Now this is just stupid. If it were treated with any seriousness, it would be horrifying, but as it is, it's thrown in completely from left field, and so is hard to rage about. Basically, when the Robotech novels were finished, author Brian Luceno, one half of the "Jack McKinney" writing duo, wrote a series of "midquel" novels trying to fill in gaps in the novel's timeline. I've read two of these books, and they feel too gritty and awkward to fit with the original books, although The Zentraedi Rebellion, like its original comic, had potential in terms of what it deals with.

However, I refer to Before the Invid Storm, in which a minor plot point is that all Zentraedi have re-located to the Factory Satellite, to live in what becomes squalor, and refuse aid from below.
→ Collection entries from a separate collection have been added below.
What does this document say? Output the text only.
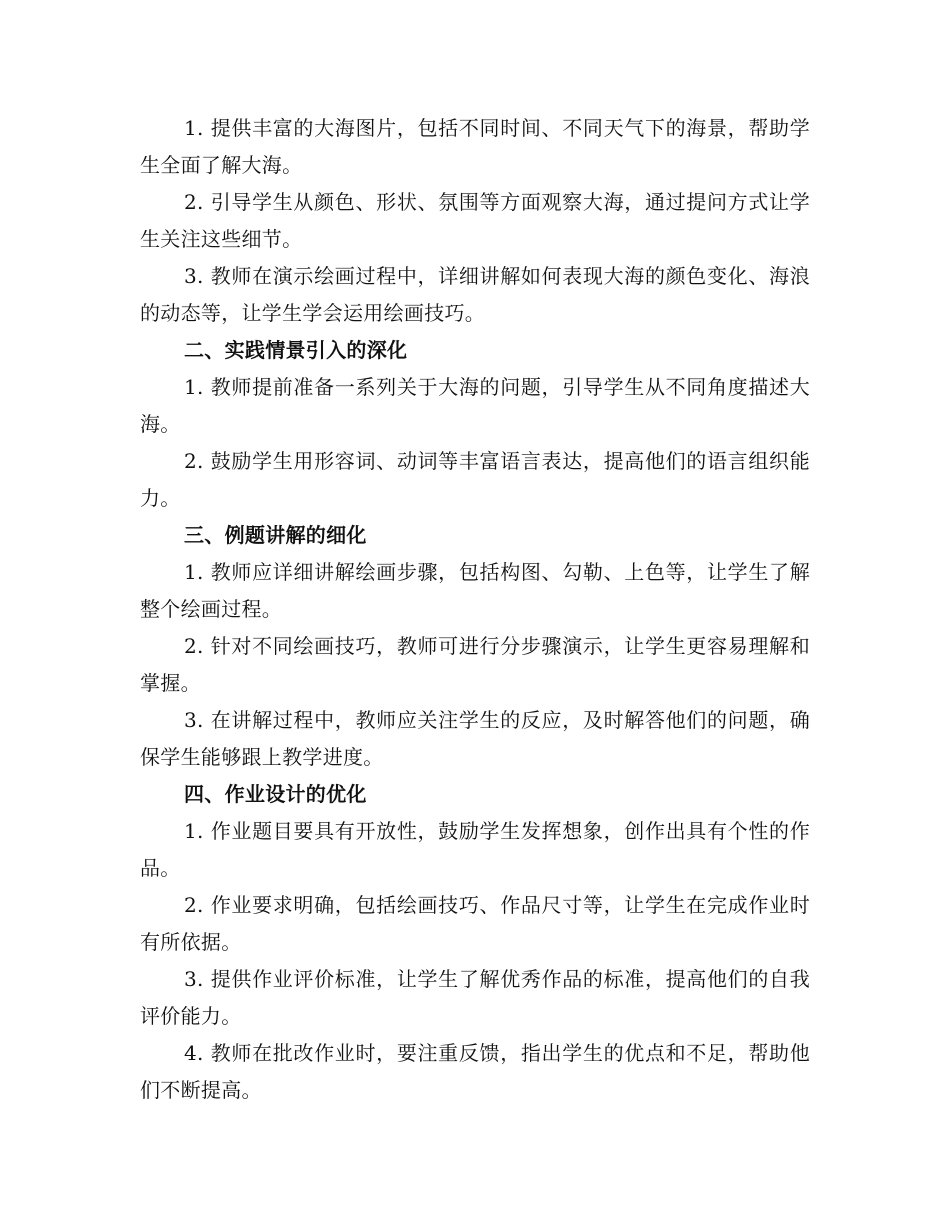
1. 提供丰富的大海图片，包括不同时间、不同天气下的海景，帮助学生全面了解大海。

2. 引导学生从颜色、形状、氛围等方面观察大海，通过提问方式让学生关注这些细节。

3. 教师在演示绘画过程中，详细讲解如何表现大海的颜色变化、海浪的动态等，让学生学会运用绘画技巧。

二、实践情景引入的深化

1. 教师提前准备一系列关于大海的问题，引导学生从不同角度描述大海。

2. 鼓励学生用形容词、动词等丰富语言表达，提高他们的语言组织能力。

三、例题讲解的细化

1. 教师应详细讲解绘画步骤，包括构图、勾勒、上色等，让学生了解整个绘画过程。

2. 针对不同绘画技巧，教师可进行分步骤演示，让学生更容易理解和掌握。

3. 在讲解过程中，教师应关注学生的反应，及时解答他们的问题，确保学生能够跟上教学进度。

四、作业设计的优化

1. 作业题目要具有开放性，鼓励学生发挥想象，创作出具有个性的作品。

2. 作业要求明确，包括绘画技巧、作品尺寸等，让学生在完成作业时有所依据。

3. 提供作业评价标准，让学生了解优秀作品的标准，提高他们的自我评价能力。

4. 教师在批改作业时，要注重反馈，指出学生的优点和不足，帮助他们不断提高。
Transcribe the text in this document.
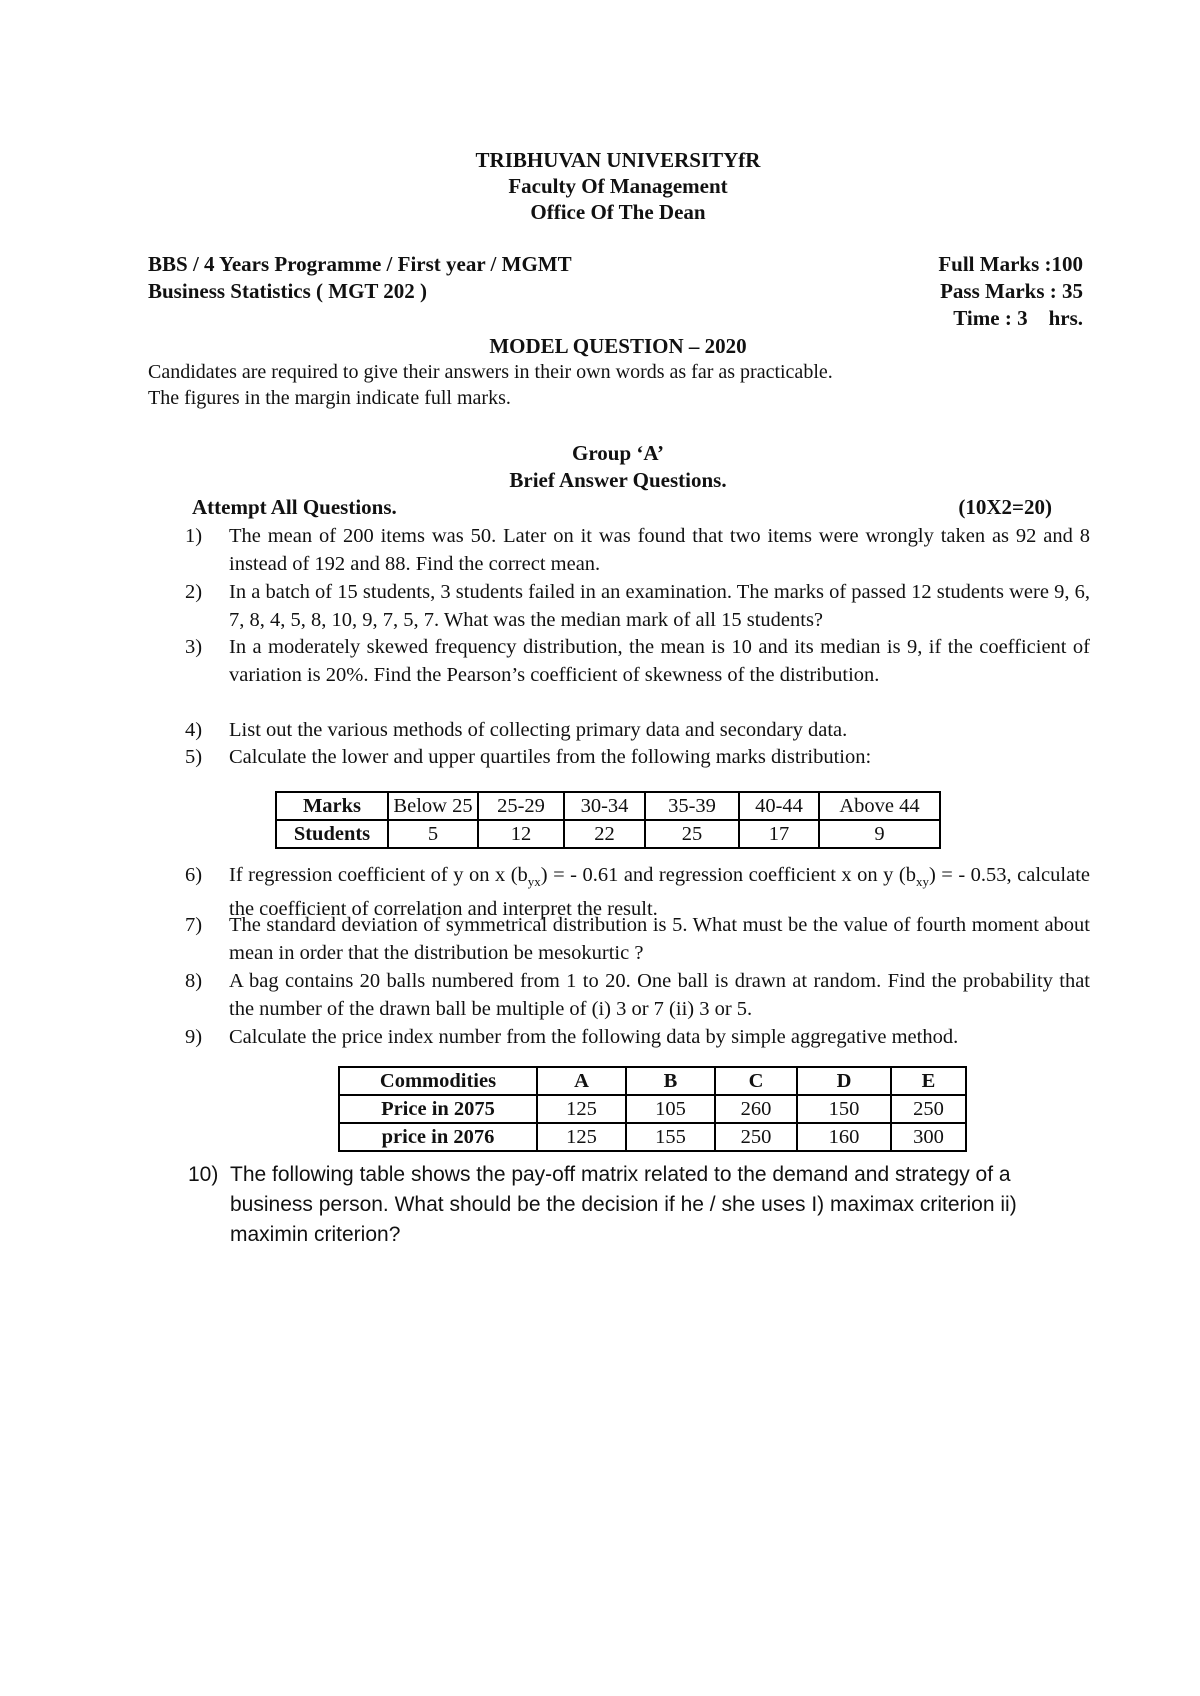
TRIBHUVAN UNIVERSITYfR
Faculty Of Management
Office Of The Dean
BBS / 4 Years Programme / First year / MGMT
Business Statistics ( MGT 202 )
Full Marks :100
Pass Marks : 35
Time : 3    hrs.
MODEL QUESTION – 2020
Candidates are required to give their answers in their own words as far as practicable.
The figures in the margin indicate full marks.
Group ‘A’
Brief Answer Questions.
Attempt All Questions.	(10X2=20)
1) The mean of 200 items was 50. Later on it was found that two items were wrongly taken as 92 and 8 instead of 192 and 88. Find the correct mean.
2) In a batch of 15 students, 3 students failed in an examination. The marks of passed 12 students were 9, 6, 7, 8, 4, 5, 8, 10, 9, 7, 5, 7. What was the median mark of all 15 students?
3) In a moderately skewed frequency distribution, the mean is 10 and its median is 9, if the coefficient of variation is 20%. Find the Pearson’s coefficient of skewness of the distribution.
4) List out the various methods of collecting primary data and secondary data.
5) Calculate the lower and upper quartiles from the following marks distribution:
Marks	Below 25	25-29	30-34	35-39	40-44	Above 44
Students	5	12	22	25	17	9
6) If regression coefficient of y on x $(b_{yx})$ = - 0.61 and regression coefficient x on y $(b_{xy})$ = - 0.53, calculate the coefficient of correlation and interpret the result.
7) The standard deviation of symmetrical distribution is 5. What must be the value of fourth moment about mean in order that the distribution be mesokurtic ?
8) A bag contains 20 balls numbered from 1 to 20. One ball is drawn at random. Find the probability that the number of the drawn ball be multiple of (i) 3 or 7 (ii) 3 or 5.
9) Calculate the price index number from the following data by simple aggregative method.
Commodities	A	B	C	D	E
Price in 2075	125	105	260	150	250
price in 2076	125	155	250	160	300
10) The following table shows the pay-off matrix related to the demand and strategy of a business person. What should be the decision if he / she uses I) maximax criterion ii) maximin criterion?
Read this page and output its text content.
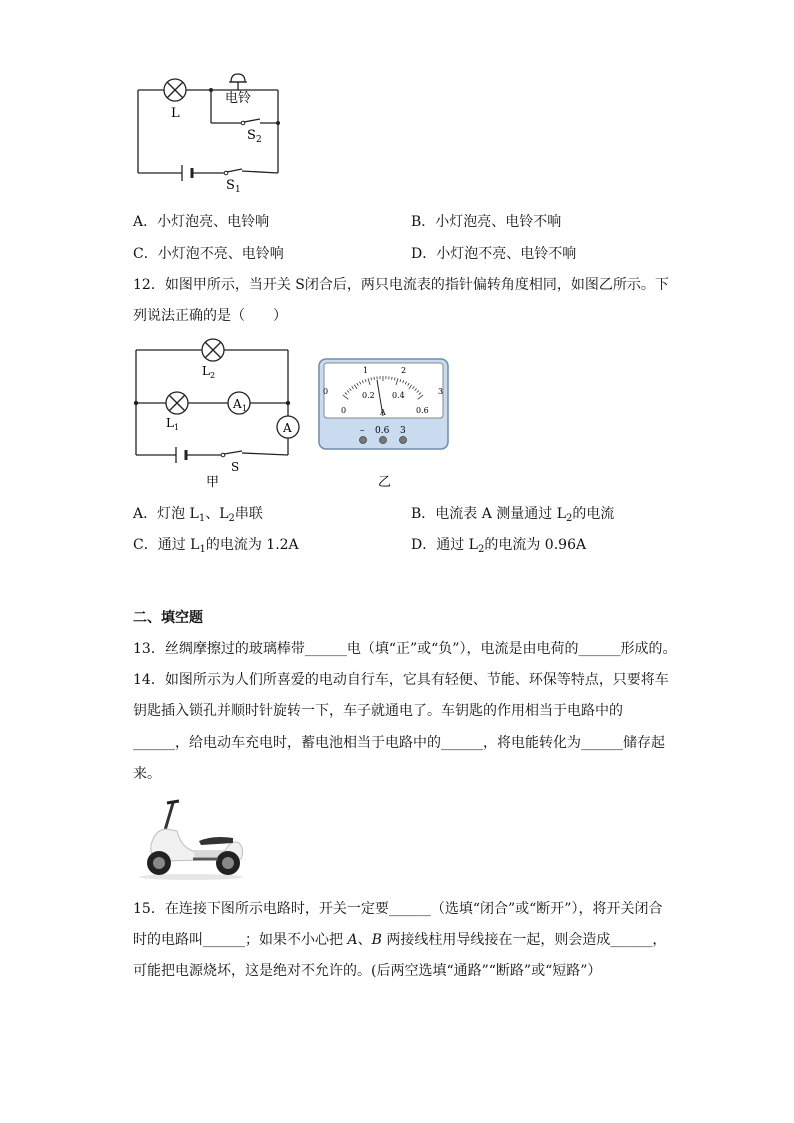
L
电铃
S 2
S 1
A．小灯泡亮、电铃响	B．小灯泡亮、电铃不响
C．小灯泡不亮、电铃响	D．小灯泡不亮、电铃不响
12．如图甲所示，当开关 S闭合后，两只电流表的指针偏转角度相同，如图乙所示。下
列说法正确的是（　　）
A 1
A
L 2
L 1
S
甲
0
1	2
3
0
0.2 0.4
0.6
A
– 0.6 3
乙
A．灯泡 $L_1$、$L_2$串联	B．电流表 A 测量通过 $L_2$的电流
C．通过 $L_1$的电流为 1.2A	D．通过 $L_2$的电流为 0.96A
二、填空题
13．丝绸摩擦过的玻璃棒带______电（填“正”或“负”），电流是由电荷的______形成的。
14．如图所示为人们所喜爱的电动自行车，它具有轻便、节能、环保等特点，只要将车
钥匙插入锁孔并顺时针旋转一下，车子就通电了。车钥匙的作用相当于电路中的
______，给电动车充电时，蓄电池相当于电路中的______，将电能转化为______储存起
来。
15．在连接下图所示电路时，开关一定要______（选填“闭合”或“断开”），将开关闭合
时的电路叫______；如果不小心把 A、B 两接线柱用导线接在一起，则会造成______，
可能把电源烧坏，这是绝对不允许的。(后两空选填“通路”“断路”或“短路”）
The males die first, and the females then in a kamikaze attack on incoming aliens. The only exceptions were the three ex-spies, Bron, Rico, and Konda, who choose to live on Earth, but died soon after of an inconsistently-explained illness.

This is all not explained. I don't see any necessity for it. From a writing perspective, why have a race be saved, only to internally self-destruct, and thus invalidate the entire plotline? Furthermore, what reason is there to try to eliminate the Zentraedi, when a benefit of the novels is supposed to be allowing all the elements from the three anime to exist in the first place?

Other

Once again, I haven't found every Zentradi character there is to find. In Robotech's case, there are still some video games that I have avoided, and some comics I haven't read, and at this point, don't plan to read.

Conclusion

Robotech is worse in a lot of ways, with its Zentraedi-related flaws easier to argue. The lives of Zentradi in general are obviously better in Macross. Yet Robotech did manage to create a few decent Zentradi characters, and there is less of a sharp gender divide, though one that is still there.

Yet the honest truth is that, whatever Robotech does with the Zentradi, it feels like, on some level, none of it "matters". That these portrayals are somehow "fake" and can't be counted as a strike against Zentradi representation, not of any large concern. Even what I like about them I still recognize as less "honest". Yet they're not going to go anywhere.